Presidential candidate and lawyer Tiago Mayan Gonçalves has told Público and Rádio Renascença this week that the borough lockdowns coming into place at one minute past midnight tonight are “absolutely illegal” and “patently unconstitutional”.
Accusing prime minister António Costa of being “authoritarian”, Mr Gonçalves – standing for Iniciativa Liberal – accuses Portugal’s current Head of State of being “totally absent”.
“This prohibition on mobility between boroughs is so patently unconstitutional that I am perplexed that the President, who is a constitutionalist, is not saying this out loud”, he said.
In Mr Gonçalves’ opinion, President Marcelo Rebelo de Sousa should have put the resolution approved by the Council of Ministers last week to the Constitutional Court.
Indeed, he is so convinced of the basic ‘illegality’ of the decision that he has offered to “help anyone who may be affected by the restrictions imposed by the government”.
As we have reported earlier this week, there are a number of exceptions to the rules coming into place for the next five days (click here). But even so, many feel unnecessarily confined and furious.
Mr Goncalves, 43 – from Porto – told Público/ RR: “As a citizen and a lawyer, I will be ready to defend any citizen who sees his/ her right to freedom of circulation constrained this weekend.
“This generic prohibition is absolutely illegal, and a sign that the government does not feel limited in what it thinks it can do. It does not feel limited by the Constitution and this is a lapse that cannot be accepted”.
Talking specifically about the prime minister, Mr Gonçalves told his interviewers that António Costa “says he doesn’t like being authoritarian”. This doesn’t apply “if people do not do what he says – and this is clear confirmation that he does like being authoritarian”.
Candidate in a presidential ‘race’ going on almost in silence due to the pandemic, Mr Gonçalves stressed the country is witnessing “a lot of bad decisions by the government to the pandemic”.

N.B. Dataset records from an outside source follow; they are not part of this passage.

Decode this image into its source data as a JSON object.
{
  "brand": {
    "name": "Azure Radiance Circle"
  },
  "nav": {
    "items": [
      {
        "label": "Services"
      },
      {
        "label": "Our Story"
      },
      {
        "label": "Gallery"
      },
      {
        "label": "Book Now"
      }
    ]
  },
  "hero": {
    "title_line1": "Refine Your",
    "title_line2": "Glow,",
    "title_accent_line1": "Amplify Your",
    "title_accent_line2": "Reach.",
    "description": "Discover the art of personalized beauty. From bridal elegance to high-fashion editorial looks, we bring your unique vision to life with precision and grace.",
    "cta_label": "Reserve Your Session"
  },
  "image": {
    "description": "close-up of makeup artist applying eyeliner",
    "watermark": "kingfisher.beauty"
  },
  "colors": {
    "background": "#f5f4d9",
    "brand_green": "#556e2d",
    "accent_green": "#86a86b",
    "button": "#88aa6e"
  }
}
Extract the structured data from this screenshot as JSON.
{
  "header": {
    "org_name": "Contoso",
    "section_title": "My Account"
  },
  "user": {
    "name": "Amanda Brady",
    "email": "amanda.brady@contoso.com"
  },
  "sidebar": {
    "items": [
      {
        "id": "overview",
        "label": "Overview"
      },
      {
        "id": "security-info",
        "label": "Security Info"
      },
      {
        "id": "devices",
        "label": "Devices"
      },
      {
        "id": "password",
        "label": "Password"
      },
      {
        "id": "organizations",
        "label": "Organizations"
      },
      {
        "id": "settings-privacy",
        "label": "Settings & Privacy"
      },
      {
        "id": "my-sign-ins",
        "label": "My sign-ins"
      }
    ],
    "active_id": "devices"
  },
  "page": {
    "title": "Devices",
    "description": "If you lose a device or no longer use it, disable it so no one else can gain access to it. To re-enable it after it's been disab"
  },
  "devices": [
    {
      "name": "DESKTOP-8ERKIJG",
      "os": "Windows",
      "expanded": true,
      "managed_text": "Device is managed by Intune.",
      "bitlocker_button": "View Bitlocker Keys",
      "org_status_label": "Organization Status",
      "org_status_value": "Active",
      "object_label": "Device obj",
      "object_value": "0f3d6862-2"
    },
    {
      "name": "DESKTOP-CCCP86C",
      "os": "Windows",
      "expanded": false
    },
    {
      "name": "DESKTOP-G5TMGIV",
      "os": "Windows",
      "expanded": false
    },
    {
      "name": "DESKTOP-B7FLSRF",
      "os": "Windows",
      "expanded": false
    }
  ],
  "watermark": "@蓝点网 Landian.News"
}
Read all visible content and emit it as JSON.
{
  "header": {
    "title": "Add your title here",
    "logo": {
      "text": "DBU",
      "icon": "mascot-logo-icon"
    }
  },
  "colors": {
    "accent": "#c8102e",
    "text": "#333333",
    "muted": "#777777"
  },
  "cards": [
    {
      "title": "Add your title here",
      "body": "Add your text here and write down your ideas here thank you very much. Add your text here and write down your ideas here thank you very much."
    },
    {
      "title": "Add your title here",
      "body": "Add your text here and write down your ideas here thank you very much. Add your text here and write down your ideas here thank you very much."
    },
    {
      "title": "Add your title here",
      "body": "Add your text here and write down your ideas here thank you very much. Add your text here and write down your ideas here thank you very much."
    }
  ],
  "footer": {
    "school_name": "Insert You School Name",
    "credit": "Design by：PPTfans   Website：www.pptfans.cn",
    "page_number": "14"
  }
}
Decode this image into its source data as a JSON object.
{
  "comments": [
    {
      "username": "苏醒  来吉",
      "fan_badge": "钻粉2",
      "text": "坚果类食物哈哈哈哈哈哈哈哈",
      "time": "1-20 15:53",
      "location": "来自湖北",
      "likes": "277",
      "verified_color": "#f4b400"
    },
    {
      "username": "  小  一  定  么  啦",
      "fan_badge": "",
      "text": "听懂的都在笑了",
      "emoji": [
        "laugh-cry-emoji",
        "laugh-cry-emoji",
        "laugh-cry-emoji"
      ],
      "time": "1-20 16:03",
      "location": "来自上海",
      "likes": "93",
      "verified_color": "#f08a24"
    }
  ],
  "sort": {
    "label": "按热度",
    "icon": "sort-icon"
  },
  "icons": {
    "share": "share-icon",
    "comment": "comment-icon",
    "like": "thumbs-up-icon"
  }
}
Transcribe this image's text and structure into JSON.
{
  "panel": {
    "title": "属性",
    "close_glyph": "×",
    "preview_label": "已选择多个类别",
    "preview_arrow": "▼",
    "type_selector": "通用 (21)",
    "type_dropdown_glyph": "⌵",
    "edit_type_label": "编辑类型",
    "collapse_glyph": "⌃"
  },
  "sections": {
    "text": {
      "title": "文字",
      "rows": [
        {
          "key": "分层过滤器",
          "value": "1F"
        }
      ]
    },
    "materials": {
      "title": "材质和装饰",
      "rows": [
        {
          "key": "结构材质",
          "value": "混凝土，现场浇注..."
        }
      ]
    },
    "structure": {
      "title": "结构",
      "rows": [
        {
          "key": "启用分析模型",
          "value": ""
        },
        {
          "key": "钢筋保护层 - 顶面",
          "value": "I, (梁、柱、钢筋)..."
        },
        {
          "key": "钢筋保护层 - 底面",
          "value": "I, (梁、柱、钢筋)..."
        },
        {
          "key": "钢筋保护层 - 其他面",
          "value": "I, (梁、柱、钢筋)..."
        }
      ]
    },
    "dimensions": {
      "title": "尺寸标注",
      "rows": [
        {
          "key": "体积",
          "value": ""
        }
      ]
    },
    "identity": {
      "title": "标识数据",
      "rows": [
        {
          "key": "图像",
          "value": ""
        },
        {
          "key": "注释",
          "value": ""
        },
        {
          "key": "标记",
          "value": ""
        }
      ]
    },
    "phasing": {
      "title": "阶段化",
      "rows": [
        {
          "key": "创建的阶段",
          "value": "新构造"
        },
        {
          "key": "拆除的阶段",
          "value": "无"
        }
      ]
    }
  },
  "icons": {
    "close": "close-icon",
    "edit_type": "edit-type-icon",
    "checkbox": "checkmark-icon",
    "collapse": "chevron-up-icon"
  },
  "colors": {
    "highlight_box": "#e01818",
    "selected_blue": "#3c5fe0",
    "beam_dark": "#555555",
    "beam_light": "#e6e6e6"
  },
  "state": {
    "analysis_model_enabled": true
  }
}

His words will have put even more fire in the bellies of many who have taken to the streets recently to protest measures put in place without any form of democratic debate.
As we write, new protests are forming in Lisbon against what people see as the likely declaration of a new State of Emergency ‘coming any day’.
Their arguments are that the virus is not a good enough excuse to remove people’s basic rights and freedoms particularly as it has such high survival rates.